We considered the number of websites containing each of the following terms:
KC (knowledge creation)
build knowledge, building knowledge, create knowledge, creating knowledge, generate knowledge, generating knowledge, acquire knowledge, acquiring knowledge, improve knowledge, improving knowledge, increase knowledge, increasing knowledge, develop knowledge, developing knowledge, expand knowledge, expanding knowledge, gain knowledge, gaining knowledge, knowledge building, knowledge creation, knowledge expansion, knowledge acquisition, knowledge generation
KR (knowledge retention)
knowledge retention, knowledge capture, knowledge base, retain knowledge, retaining knowledge, retention of knowledge, capture knowledge, capturing knowledge, body of knowledge
KS (knowledge sharing)
knowledge sharing, knowledge transfer, knowledge exchange, knowledge dissemination, knowledge application, sharing knowledge, apply knowledge, applying knowledge, share knowledge, dissemination of knowledge, disseminate knowledge, transfer knowledge, transfer of knowledge
KM (knowledge implementation/management)
Implement knowledge, manage knowledge, managing knowledge, knowledge implementation, knowledge management
Before the analyses were conducted, the data were cleaned and prepared. Descriptive statistics was applied to determine the total keyword occurrences and illustrate the difference in the use of knowledge-related terminology on the websites between different hospitals.

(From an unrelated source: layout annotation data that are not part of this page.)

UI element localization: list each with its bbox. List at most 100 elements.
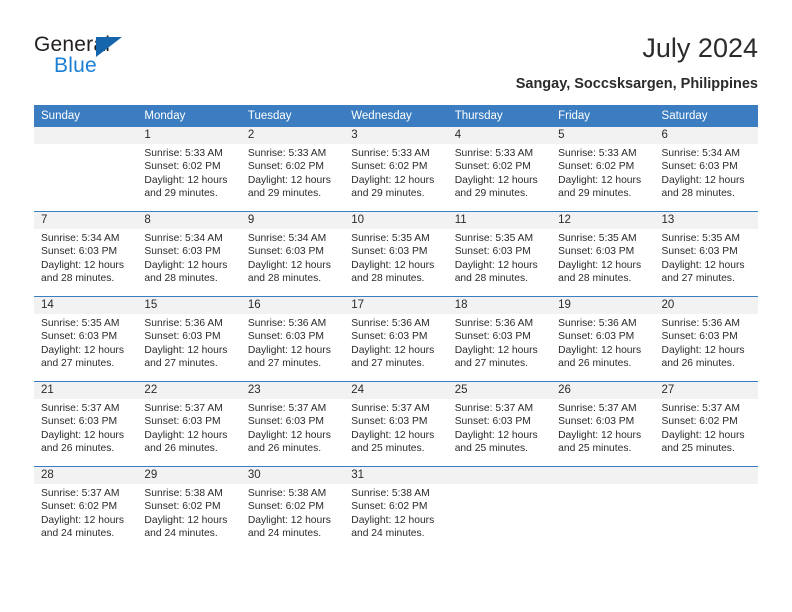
sunrise-time: Sunrise: 5:37 AM [247, 403, 327, 414]
daylight-duration-line2: and 25 minutes. [454, 443, 528, 455]
sunset-time: Sunset: 6:03 PM [41, 331, 118, 343]
daylight-duration-line2: and 24 minutes. [144, 528, 218, 540]
calendar-day-cell[interactable]: 5 Sunrise: 5:33 AM Sunset: 6:02 PM Daylight… [551, 127, 655, 212]
day-cell-content [34, 127, 138, 211]
daylight-duration-line1: Daylight: 12 hours [41, 259, 124, 271]
sunset-time: Sunset: 6:02 PM [661, 416, 738, 428]
calendar-day-cell[interactable]: 1 Sunrise: 5:33 AM Sunset: 6:02 PM Daylight… [137, 127, 241, 212]
day-number: 3 [344, 127, 448, 144]
day-number: 18 [447, 297, 552, 314]
sunrise-time: Sunrise: 5:35 AM [661, 233, 740, 244]
calendar-day-cell[interactable]: 9 Sunrise: 5:34 AM Sunset: 6:03 PM Daylight… [240, 211, 345, 297]
sunrise-time: Sunrise: 5:37 AM [454, 403, 534, 414]
daylight-duration-line2: and 24 minutes. [247, 528, 322, 540]
sunrise-time: Sunrise: 5:38 AM [247, 488, 327, 499]
location-subtitle: Sangay, Soccsksargen, Philippines [515, 76, 758, 92]
daylight-duration-line1: Daylight: 12 hours [454, 344, 538, 356]
calendar-day-cell[interactable]: 8 Sunrise: 5:34 AM Sunset: 6:03 PM Daylight… [137, 211, 241, 297]
calendar-day-cell[interactable]: 2 Sunrise: 5:33 AM Sunset: 6:02 PM Daylight… [240, 127, 345, 212]
calendar-day-cell[interactable]: 28 Sunrise: 5:37 AM Sunset: 6:02 PM Dayligh… [34, 466, 138, 551]
sunrise-time: Sunrise: 5:37 AM [144, 403, 223, 414]
daylight-duration-line1: Daylight: 12 hours [558, 344, 642, 356]
daylight-duration-line1: Daylight: 12 hours [661, 174, 745, 186]
sunset-time: Sunset: 6:03 PM [351, 416, 428, 428]
calendar-week-row: 21 Sunrise: 5:37 AM Sunset: 6:03 PM Dayligh… [34, 381, 758, 467]
daylight-duration-line2: and 28 minutes. [661, 188, 735, 200]
day-cell-content: 30 Sunrise: 5:38 AM Sunset: 6:02 PM Dayligh… [240, 467, 345, 551]
daylight-duration-line2: and 28 minutes. [558, 273, 632, 285]
weekday-header-wednesday: Wednesday [344, 105, 448, 127]
day-details: Sunrise: 5:34 AM Sunset: 6:03 PM Daylight:… [655, 144, 758, 201]
calendar-day-cell[interactable]: 31 Sunrise: 5:38 AM Sunset: 6:02 PM Dayligh… [344, 466, 448, 551]
calendar-week-row: 28 Sunrise: 5:37 AM Sunset: 6:02 PM Dayligh… [34, 466, 758, 551]
sunset-time: Sunset: 6:03 PM [351, 246, 428, 258]
calendar-day-cell[interactable]: 3 Sunrise: 5:33 AM Sunset: 6:02 PM Daylight… [344, 127, 448, 212]
calendar-day-cell[interactable]: 15 Sunrise: 5:36 AM Sunset: 6:03 PM Dayligh… [137, 296, 241, 382]
calendar-body: 1 Sunrise: 5:33 AM Sunset: 6:02 PM Daylight… [34, 127, 758, 551]
calendar-day-cell[interactable]: 11 Sunrise: 5:35 AM Sunset: 6:03 PM Dayligh… [447, 211, 552, 297]
daylight-duration-line1: Daylight: 12 hours [351, 429, 435, 441]
calendar-day-cell[interactable]: 22 Sunrise: 5:37 AM Sunset: 6:03 PM Dayligh… [137, 381, 241, 467]
sunrise-time: Sunrise: 5:34 AM [41, 233, 120, 244]
sunrise-time: Sunrise: 5:36 AM [558, 318, 637, 329]
calendar-day-cell[interactable]: 24 Sunrise: 5:37 AM Sunset: 6:03 PM Dayligh… [344, 381, 448, 467]
day-cell-content: 7 Sunrise: 5:34 AM Sunset: 6:03 PM Daylight… [34, 212, 138, 296]
calendar-day-cell[interactable]: 23 Sunrise: 5:37 AM Sunset: 6:03 PM Dayligh… [240, 381, 345, 467]
calendar-day-cell[interactable]: 13 Sunrise: 5:35 AM Sunset: 6:03 PM Dayligh… [654, 211, 758, 297]
daylight-duration-line1: Daylight: 12 hours [144, 344, 228, 356]
day-details: Sunrise: 5:37 AM Sunset: 6:03 PM Daylight:… [137, 399, 240, 456]
calendar-day-cell[interactable]: 18 Sunrise: 5:36 AM Sunset: 6:03 PM Dayligh… [447, 296, 552, 382]
calendar-day-cell[interactable]: 30 Sunrise: 5:38 AM Sunset: 6:02 PM Dayligh… [240, 466, 345, 551]
calendar-day-cell[interactable]: 16 Sunrise: 5:36 AM Sunset: 6:03 PM Dayligh… [240, 296, 345, 382]
page-title: July 2024 [642, 33, 758, 63]
day-number: 31 [344, 467, 448, 484]
calendar-day-cell[interactable]: 14 Sunrise: 5:35 AM Sunset: 6:03 PM Dayligh… [34, 296, 138, 382]
daylight-duration-line1: Daylight: 12 hours [558, 174, 642, 186]
calendar-day-cell[interactable]: 19 Sunrise: 5:36 AM Sunset: 6:03 PM Dayligh… [551, 296, 655, 382]
sunrise-time: Sunrise: 5:37 AM [351, 403, 430, 414]
calendar-day-cell[interactable]: 29 Sunrise: 5:38 AM Sunset: 6:02 PM Dayligh… [137, 466, 241, 551]
day-number: 19 [551, 297, 655, 314]
calendar-day-cell[interactable]: 4 Sunrise: 5:33 AM Sunset: 6:02 PM Daylight… [447, 127, 552, 212]
day-cell-content: 29 Sunrise: 5:38 AM Sunset: 6:02 PM Dayligh… [137, 467, 241, 551]
day-cell-content [654, 467, 758, 551]
day-number: 11 [447, 212, 552, 229]
daylight-duration-line2: and 28 minutes. [144, 273, 218, 285]
sunrise-time: Sunrise: 5:33 AM [558, 148, 637, 159]
daylight-duration-line1: Daylight: 12 hours [247, 344, 331, 356]
daylight-duration-line2: and 29 minutes. [454, 188, 528, 200]
brand-logo[interactable]: General Blue [34, 33, 214, 79]
calendar-day-cell[interactable]: 12 Sunrise: 5:35 AM Sunset: 6:03 PM Dayligh… [551, 211, 655, 297]
calendar-day-cell[interactable]: 10 Sunrise: 5:35 AM Sunset: 6:03 PM Dayligh… [344, 211, 448, 297]
daylight-duration-line2: and 29 minutes. [558, 188, 632, 200]
calendar-day-cell[interactable]: 27 Sunrise: 5:37 AM Sunset: 6:02 PM Dayligh… [654, 381, 758, 467]
calendar-day-cell[interactable]: 6 Sunrise: 5:34 AM Sunset: 6:03 PM Daylight… [654, 127, 758, 212]
sunset-time: Sunset: 6:03 PM [558, 331, 635, 343]
sunrise-time: Sunrise: 5:37 AM [558, 403, 637, 414]
calendar-day-cell[interactable]: 26 Sunrise: 5:37 AM Sunset: 6:03 PM Dayligh… [551, 381, 655, 467]
day-cell-content: 6 Sunrise: 5:34 AM Sunset: 6:03 PM Daylight… [654, 127, 758, 211]
sunset-time: Sunset: 6:02 PM [558, 161, 635, 173]
day-number: 4 [447, 127, 552, 144]
calendar-day-cell-empty [654, 466, 758, 551]
day-details: Sunrise: 5:34 AM Sunset: 6:03 PM Daylight:… [34, 229, 137, 286]
sunset-time: Sunset: 6:02 PM [247, 501, 324, 513]
day-cell-content: 8 Sunrise: 5:34 AM Sunset: 6:03 PM Daylight… [137, 212, 241, 296]
calendar-day-cell[interactable]: 17 Sunrise: 5:36 AM Sunset: 6:03 PM Dayligh… [344, 296, 448, 382]
day-details: Sunrise: 5:35 AM Sunset: 6:03 PM Daylight:… [655, 229, 758, 286]
daylight-duration-line1: Daylight: 12 hours [454, 174, 538, 186]
sunrise-time: Sunrise: 5:36 AM [661, 318, 740, 329]
day-details: Sunrise: 5:33 AM Sunset: 6:02 PM Daylight:… [448, 144, 551, 201]
calendar-day-cell[interactable]: 20 Sunrise: 5:36 AM Sunset: 6:03 PM Dayligh… [654, 296, 758, 382]
sunrise-time: Sunrise: 5:34 AM [661, 148, 740, 159]
day-number: 14 [34, 297, 138, 314]
sunrise-time: Sunrise: 5:36 AM [351, 318, 430, 329]
day-number: 17 [344, 297, 448, 314]
day-details: Sunrise: 5:37 AM Sunset: 6:03 PM Daylight:… [241, 399, 344, 456]
sunrise-time: Sunrise: 5:33 AM [247, 148, 327, 159]
sunset-time: Sunset: 6:02 PM [247, 161, 324, 173]
calendar-day-cell[interactable]: 7 Sunrise: 5:34 AM Sunset: 6:03 PM Daylight… [34, 211, 138, 297]
sunrise-time: Sunrise: 5:35 AM [41, 318, 120, 329]
calendar-day-cell[interactable]: 25 Sunrise: 5:37 AM Sunset: 6:03 PM Dayligh… [447, 381, 552, 467]
calendar-day-cell[interactable]: 21 Sunrise: 5:37 AM Sunset: 6:03 PM Dayligh… [34, 381, 138, 467]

To allow for significance testing, numerical variables were recoded as categorical variables as follows:
Size: this was recoded with categories Large (more than 6 beds) or Small (up to 6 beds). The decision to use 6 beds as the cut-off came from the data which showed two clear groupings.

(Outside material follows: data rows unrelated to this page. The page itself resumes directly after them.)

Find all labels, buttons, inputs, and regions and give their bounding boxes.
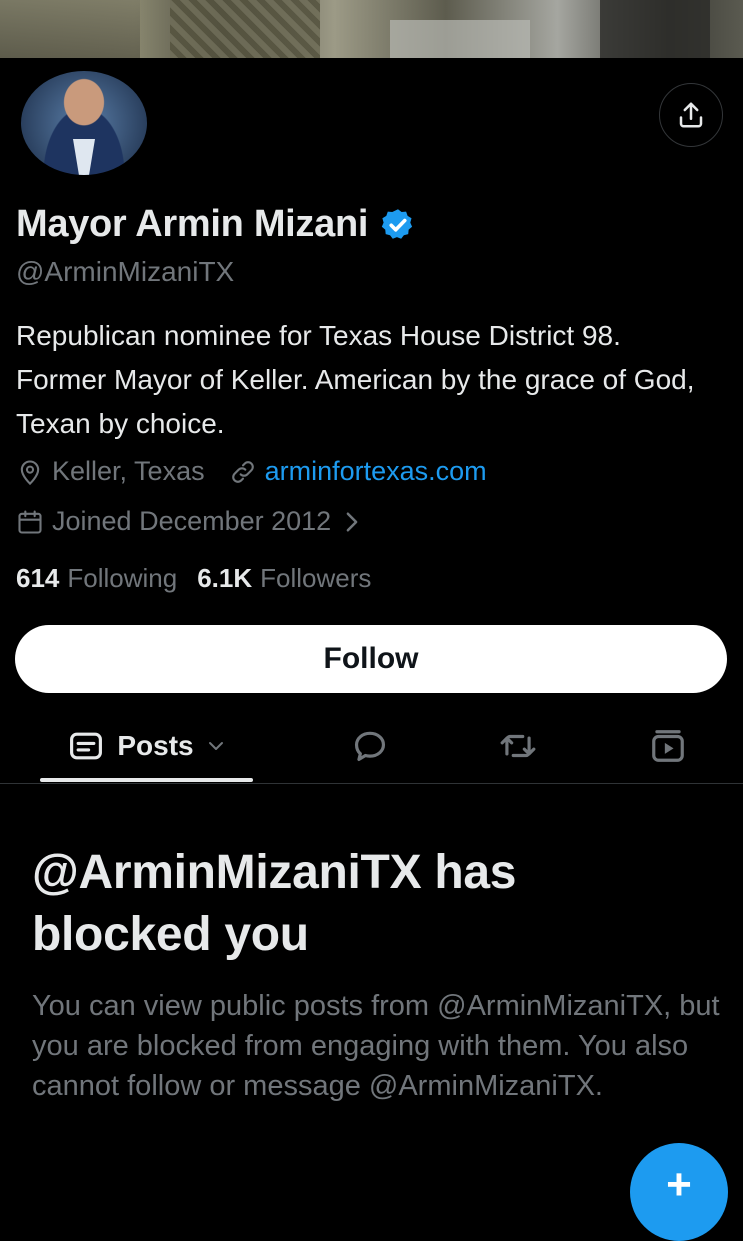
profile-handle: @ArminMizaniTX [16,256,235,287]
follow-counts: 614 Following 6.1K Followers [16,563,391,594]
share-icon [679,102,703,128]
calendar-icon [18,509,42,534]
banner-image-part [170,0,320,58]
posts-icon [70,732,103,760]
compose-post-button[interactable]: + [630,1143,728,1241]
avatar-photo-detail [73,139,95,175]
following-count[interactable]: 614 [16,563,59,594]
follow-button[interactable]: Follow [15,625,727,693]
profile-name: Mayor Armin Mizani [16,203,369,245]
blocked-message: You can view public posts from @ArminMiz… [32,990,720,1102]
banner-image-part [390,20,530,58]
location-text: Keller, Texas [52,456,205,486]
profile-meta-row: Keller, Texas arminfortexas.com [16,456,511,487]
banner-image-part [0,0,140,58]
tab-replies[interactable] [335,710,405,782]
website-item[interactable]: arminfortexas.com [229,456,487,487]
plus-icon: + [666,1160,692,1209]
link-icon [231,460,254,483]
blocked-title: @ArminMizaniTX has blocked you [32,846,517,961]
joined-date: Joined December 2012 [52,506,332,536]
profile-bio: Republican nominee for Texas House Distr… [16,320,695,439]
profile-banner[interactable] [0,0,743,58]
tab-media[interactable] [633,710,703,782]
tab-reposts[interactable] [483,710,553,782]
location-pin-icon [20,460,40,485]
profile-avatar[interactable] [16,66,154,180]
joined-row[interactable]: Joined December 2012 [16,506,369,537]
profile-tabs: Posts [0,710,743,782]
chevron-down-icon [208,742,223,750]
tabs-divider [0,783,743,784]
following-label[interactable]: Following [67,563,177,594]
profile-name-row: Mayor Armin Mizani [16,203,416,246]
banner-image-part [600,0,710,58]
tab-posts-label: Posts [117,730,194,761]
media-icon [652,730,684,762]
avatar-photo [21,71,147,175]
location-item: Keller, Texas [16,456,205,487]
verified-badge-icon[interactable] [380,207,416,243]
followers-label[interactable]: Followers [260,563,371,594]
chevron-right-icon [346,512,358,531]
followers-count[interactable]: 6.1K [197,563,252,594]
website-link[interactable]: arminfortexas.com [265,456,487,487]
tab-posts[interactable]: Posts [40,710,253,782]
reply-bubble-icon [354,731,386,762]
share-button[interactable] [659,83,723,147]
repost-icon [500,734,536,758]
active-tab-indicator [40,778,253,782]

MentionedK: this was recoded as a binary variable indicated either the phrase K was mentioned (counts of at least 1) or the phrase was not mentioned (counts of 0). In the raw data counts of mentions of “K” were dominated by 0 s which severely impacts and limits the statistical analysis possible, hence the choice to convert the variable to binary.
MentionedKC, KR, KS, KM, Total: “Mentioned” binary variables were also created for the remaining phrase counts for KC, KR, KS, KM and Total using the same rationale.
The chi-square test of independence was used to analyse the two-way contingency table for each variable combination to determine whether there is an association between two variables of interest. If the result was significant, indicating an association between the categories of the two variables, then post-hoc analysis was applied to identify the categories producing a significant result. In the two-way tables where cell counts equalled 0, violating a fundamental assumption of the chi-square test of independence, Fisher’s Exact Test was used to validate the results of the Chi-Square test.